Published: 17:22, February 17, 2020 | Updated: 07:47, June 6, 2023
Cathay warns results will be 'significantly down' due to virus
By Bloomberg

A Cathay Pacific passenger jet takes off in Hong Kong on Oct 22, 2018. (ANTHONY WALLACE / AFP)

Cathay Pacific Airways Ltd, among the most high-profile corporate casualties of the social unrest in Hong Kong, is turning into one of the most impacted airlines from the novel coronavirus outbreak.

First-half financial results will be “significantly down” from a year earlier, Cathay Chief Customer and Commercial Officer Ronald Lam said in a statement. The airline and Cathay Dragon carried 3.8 percent fewer passengers in January, with the drop only likely to deepen as they cut 90 percent of capacity to the Chinese mainland.

Our performance deteriorated rapidly in the last week of January as the novel coronavirus situation became more severe, and it continues to weaken significantly.

Ronald Lam, Chief customer and commercial officer, Cathay Pacific Airways Ltd

ALSO READ: ICAO forecasts US$4-5b hit to Q1 airline revenue due to virus

“This was the most challenging Chinese New Year period we have experienced,” Lam said, referring to the national holidays that were at the end of January this year. Even before the epidemic, “the first half of 2020 was already expected to be extremely challenging financially,” he wrote.

Cathay is particularly exposed to the virus because sales from Hong Kong and the mainland account for about half of its total revenue. The company is bracing for what Chief Executive Officer Augustus Tang described as a “very significant impact” the virus will have on travel. 

Lam said that the year had started “fairly positively” with “satisfactory” passenger traffic volume through the first three weeks. Then the virus hit.

 “Our performance deteriorated rapidly in the last week of January as the novel coronavirus situation became more severe, and it continues to weaken significantly.”
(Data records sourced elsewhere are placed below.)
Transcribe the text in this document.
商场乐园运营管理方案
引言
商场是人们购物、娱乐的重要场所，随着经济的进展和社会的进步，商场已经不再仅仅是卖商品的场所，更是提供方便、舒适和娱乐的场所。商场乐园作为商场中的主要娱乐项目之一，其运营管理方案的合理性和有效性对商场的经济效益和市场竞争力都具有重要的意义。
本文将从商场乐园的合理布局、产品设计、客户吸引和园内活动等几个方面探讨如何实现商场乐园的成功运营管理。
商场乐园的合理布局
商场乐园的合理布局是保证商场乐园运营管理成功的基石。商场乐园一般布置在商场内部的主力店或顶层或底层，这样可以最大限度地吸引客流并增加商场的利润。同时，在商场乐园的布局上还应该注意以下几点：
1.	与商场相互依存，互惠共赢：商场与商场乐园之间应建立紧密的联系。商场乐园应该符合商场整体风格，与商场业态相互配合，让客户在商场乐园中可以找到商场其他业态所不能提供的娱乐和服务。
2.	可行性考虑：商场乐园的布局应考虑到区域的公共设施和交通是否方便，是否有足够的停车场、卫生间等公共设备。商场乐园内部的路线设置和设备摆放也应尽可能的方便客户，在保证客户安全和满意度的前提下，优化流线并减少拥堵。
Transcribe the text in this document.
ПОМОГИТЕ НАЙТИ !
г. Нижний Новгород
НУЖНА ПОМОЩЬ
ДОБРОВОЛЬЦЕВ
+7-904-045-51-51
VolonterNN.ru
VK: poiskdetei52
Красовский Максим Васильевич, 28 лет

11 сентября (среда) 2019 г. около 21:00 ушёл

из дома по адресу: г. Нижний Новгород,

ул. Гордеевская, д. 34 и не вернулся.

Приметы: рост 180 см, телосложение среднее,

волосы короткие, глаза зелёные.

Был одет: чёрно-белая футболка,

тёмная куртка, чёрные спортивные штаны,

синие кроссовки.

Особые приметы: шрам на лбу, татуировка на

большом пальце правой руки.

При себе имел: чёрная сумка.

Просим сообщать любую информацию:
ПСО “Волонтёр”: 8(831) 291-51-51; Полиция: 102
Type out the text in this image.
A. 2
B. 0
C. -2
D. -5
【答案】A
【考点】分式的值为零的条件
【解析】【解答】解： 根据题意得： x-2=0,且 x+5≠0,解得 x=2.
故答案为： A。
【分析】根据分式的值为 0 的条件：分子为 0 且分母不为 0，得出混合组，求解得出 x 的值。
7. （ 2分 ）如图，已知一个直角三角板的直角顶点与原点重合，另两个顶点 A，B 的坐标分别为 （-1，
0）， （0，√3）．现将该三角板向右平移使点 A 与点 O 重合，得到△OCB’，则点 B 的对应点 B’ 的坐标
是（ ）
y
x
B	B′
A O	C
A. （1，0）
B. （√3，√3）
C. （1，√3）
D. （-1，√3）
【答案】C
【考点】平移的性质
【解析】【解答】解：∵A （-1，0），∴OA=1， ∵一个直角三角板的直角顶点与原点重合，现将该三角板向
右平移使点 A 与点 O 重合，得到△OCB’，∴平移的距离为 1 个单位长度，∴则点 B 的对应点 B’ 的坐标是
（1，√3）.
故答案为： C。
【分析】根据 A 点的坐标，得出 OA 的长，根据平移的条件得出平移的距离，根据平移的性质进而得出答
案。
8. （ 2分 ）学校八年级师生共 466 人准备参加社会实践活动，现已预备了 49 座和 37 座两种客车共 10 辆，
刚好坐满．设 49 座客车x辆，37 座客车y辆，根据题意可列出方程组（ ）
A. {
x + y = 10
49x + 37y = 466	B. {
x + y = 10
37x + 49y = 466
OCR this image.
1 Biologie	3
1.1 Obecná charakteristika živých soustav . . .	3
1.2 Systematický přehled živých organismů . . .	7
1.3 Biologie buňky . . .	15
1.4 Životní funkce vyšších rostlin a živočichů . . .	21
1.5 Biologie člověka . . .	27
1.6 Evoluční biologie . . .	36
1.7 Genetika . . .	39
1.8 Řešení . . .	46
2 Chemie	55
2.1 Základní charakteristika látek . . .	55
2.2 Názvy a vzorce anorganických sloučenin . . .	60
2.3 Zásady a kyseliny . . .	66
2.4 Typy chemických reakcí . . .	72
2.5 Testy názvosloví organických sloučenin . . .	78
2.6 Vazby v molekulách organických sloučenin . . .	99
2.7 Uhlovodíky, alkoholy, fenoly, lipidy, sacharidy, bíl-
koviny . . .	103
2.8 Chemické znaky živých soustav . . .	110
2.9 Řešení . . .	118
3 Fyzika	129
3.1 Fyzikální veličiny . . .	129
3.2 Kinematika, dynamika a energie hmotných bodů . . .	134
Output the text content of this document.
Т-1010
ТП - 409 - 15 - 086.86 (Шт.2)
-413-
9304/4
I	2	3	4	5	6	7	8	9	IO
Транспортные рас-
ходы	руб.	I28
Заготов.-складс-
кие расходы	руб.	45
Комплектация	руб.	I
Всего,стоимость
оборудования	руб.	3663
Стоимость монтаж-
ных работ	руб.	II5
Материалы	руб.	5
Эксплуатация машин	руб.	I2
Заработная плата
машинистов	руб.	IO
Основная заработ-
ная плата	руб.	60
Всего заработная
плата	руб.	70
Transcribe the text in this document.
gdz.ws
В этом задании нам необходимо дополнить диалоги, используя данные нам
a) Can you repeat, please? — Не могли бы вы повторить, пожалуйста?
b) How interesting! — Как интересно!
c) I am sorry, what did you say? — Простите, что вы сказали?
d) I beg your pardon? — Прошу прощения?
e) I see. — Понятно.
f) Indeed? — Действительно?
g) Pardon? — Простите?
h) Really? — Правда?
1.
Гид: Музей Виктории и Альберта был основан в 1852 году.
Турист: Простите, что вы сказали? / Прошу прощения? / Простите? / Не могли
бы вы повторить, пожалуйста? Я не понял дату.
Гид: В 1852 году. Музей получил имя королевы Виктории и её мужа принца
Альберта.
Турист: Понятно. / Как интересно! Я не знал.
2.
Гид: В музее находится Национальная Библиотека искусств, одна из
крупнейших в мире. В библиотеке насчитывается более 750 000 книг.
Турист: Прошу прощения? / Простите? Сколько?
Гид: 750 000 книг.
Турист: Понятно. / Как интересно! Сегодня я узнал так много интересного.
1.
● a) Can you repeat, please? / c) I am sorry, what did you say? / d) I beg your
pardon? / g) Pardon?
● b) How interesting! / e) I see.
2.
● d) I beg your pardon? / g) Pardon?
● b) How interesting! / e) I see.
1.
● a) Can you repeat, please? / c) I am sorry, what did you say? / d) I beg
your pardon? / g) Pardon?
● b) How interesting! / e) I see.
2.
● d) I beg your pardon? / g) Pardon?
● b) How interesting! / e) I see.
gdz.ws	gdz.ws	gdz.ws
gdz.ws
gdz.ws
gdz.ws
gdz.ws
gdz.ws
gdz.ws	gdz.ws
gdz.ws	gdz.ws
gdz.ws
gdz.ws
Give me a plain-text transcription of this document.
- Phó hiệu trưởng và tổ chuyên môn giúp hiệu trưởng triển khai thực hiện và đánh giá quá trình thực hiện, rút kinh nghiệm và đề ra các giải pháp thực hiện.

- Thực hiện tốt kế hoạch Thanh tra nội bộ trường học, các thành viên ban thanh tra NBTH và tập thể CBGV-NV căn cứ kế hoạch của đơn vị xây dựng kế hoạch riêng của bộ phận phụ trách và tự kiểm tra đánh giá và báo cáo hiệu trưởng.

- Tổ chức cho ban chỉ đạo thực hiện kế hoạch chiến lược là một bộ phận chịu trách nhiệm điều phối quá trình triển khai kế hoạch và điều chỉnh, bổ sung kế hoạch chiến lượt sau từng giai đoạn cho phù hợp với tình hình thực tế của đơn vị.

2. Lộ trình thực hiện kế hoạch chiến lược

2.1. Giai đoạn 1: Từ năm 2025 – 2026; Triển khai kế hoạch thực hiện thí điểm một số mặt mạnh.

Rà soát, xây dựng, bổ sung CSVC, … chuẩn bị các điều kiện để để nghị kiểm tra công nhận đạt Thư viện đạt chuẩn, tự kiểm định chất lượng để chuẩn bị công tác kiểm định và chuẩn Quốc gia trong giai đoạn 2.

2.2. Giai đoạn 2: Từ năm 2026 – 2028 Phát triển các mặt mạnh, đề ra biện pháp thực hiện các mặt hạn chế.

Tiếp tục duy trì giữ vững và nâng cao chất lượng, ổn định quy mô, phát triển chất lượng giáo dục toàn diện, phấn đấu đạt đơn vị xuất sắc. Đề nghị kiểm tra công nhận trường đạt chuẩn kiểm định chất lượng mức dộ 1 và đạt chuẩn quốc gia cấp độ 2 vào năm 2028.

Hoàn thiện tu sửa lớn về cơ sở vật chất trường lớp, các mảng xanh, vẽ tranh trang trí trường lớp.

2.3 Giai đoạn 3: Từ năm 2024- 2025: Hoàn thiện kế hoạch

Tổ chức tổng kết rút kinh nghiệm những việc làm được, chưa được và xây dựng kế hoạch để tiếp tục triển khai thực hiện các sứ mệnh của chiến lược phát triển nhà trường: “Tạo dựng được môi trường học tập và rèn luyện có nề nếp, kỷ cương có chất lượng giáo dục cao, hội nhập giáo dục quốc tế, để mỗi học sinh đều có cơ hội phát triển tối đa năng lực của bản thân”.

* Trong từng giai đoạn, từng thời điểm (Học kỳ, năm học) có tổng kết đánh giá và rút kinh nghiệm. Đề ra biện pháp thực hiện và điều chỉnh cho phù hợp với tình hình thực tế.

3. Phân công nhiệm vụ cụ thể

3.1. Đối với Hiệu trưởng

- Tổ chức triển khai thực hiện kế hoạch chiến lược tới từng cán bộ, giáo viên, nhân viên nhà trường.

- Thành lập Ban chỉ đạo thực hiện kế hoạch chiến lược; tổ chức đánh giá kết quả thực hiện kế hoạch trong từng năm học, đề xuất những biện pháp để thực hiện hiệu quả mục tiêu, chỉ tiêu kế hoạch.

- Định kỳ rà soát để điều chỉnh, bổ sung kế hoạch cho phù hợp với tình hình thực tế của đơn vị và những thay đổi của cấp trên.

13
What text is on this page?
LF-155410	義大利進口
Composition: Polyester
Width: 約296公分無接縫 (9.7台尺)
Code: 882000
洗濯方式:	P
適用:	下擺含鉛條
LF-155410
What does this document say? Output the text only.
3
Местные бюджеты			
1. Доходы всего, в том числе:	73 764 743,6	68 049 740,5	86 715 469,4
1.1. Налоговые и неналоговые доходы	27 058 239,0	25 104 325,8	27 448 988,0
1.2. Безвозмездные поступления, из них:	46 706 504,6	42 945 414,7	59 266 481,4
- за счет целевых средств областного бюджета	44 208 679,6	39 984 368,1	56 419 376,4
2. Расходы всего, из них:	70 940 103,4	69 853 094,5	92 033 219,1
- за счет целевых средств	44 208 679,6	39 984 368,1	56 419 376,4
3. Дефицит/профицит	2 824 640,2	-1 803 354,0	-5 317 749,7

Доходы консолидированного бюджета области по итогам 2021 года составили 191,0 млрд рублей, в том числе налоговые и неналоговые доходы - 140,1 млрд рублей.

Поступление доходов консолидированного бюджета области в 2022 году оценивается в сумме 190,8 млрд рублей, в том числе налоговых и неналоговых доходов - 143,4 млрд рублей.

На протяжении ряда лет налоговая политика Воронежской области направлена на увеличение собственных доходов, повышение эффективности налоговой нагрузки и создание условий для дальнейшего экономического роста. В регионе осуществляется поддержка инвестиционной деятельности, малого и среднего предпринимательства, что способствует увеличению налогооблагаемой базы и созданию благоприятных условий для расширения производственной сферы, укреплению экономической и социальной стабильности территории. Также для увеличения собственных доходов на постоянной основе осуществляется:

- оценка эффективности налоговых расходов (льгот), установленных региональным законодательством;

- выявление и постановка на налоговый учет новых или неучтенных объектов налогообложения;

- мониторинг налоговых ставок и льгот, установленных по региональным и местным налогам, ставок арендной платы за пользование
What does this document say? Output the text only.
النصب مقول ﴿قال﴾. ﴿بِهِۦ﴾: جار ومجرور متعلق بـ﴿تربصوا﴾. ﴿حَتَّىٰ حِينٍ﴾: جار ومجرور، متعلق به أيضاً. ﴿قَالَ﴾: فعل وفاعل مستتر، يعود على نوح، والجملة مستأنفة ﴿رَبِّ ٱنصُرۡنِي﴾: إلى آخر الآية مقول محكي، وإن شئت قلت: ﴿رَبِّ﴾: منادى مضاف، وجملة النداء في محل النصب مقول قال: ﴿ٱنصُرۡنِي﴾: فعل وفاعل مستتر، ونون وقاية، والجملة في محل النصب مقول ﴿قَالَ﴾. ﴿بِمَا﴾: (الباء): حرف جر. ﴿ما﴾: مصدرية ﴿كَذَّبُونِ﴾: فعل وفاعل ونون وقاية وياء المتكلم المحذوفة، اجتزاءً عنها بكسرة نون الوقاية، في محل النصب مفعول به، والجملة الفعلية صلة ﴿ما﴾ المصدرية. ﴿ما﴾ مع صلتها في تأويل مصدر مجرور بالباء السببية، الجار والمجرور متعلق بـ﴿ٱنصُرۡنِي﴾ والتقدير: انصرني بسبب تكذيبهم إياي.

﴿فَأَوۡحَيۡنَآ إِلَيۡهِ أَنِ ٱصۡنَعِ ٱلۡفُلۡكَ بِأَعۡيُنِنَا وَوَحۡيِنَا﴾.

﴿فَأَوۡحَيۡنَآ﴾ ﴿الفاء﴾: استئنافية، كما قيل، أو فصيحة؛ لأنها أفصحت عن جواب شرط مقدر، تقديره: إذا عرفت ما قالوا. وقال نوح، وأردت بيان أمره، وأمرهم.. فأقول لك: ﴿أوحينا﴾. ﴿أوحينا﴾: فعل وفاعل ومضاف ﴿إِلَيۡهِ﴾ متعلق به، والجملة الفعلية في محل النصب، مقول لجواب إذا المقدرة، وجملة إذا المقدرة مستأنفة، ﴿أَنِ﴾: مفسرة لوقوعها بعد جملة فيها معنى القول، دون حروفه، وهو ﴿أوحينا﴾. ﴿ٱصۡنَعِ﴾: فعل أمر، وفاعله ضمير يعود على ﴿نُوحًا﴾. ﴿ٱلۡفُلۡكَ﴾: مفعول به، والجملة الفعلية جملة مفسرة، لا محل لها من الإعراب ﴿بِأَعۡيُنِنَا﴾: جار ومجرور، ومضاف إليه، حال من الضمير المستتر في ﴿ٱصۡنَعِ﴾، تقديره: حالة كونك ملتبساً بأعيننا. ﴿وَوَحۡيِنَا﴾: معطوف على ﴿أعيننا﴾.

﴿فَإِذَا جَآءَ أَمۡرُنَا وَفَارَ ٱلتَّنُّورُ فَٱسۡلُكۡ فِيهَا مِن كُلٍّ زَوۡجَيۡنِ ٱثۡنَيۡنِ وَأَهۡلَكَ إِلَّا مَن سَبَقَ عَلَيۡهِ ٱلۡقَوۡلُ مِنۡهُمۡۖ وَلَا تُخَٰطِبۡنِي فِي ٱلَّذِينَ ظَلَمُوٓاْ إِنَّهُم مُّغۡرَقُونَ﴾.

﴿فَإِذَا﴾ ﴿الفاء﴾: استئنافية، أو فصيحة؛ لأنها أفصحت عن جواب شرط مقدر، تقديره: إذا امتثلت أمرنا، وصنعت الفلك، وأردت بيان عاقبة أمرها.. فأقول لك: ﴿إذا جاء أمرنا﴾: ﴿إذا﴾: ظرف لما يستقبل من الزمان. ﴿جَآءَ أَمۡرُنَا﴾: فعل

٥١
READ MORE: Cathay Pacific asks 27,000 employees to take unpaid leave

The stock closed at HK$10.50 in Hong Kong, unchanged from Friday before the announcement. It’s tumbled 8.9 percent this year.

Cathay had already warned that profit in the second half of last year would be “significantly” lower than the first because it was badly hit by months of protests stemming from the extradition bill incident in Hong Kong.

Cathay’s woes prompted parent Swire Pacific Ltd to issue its own profit warning, predicting that first-half results will be “materially worse” than a year earlier.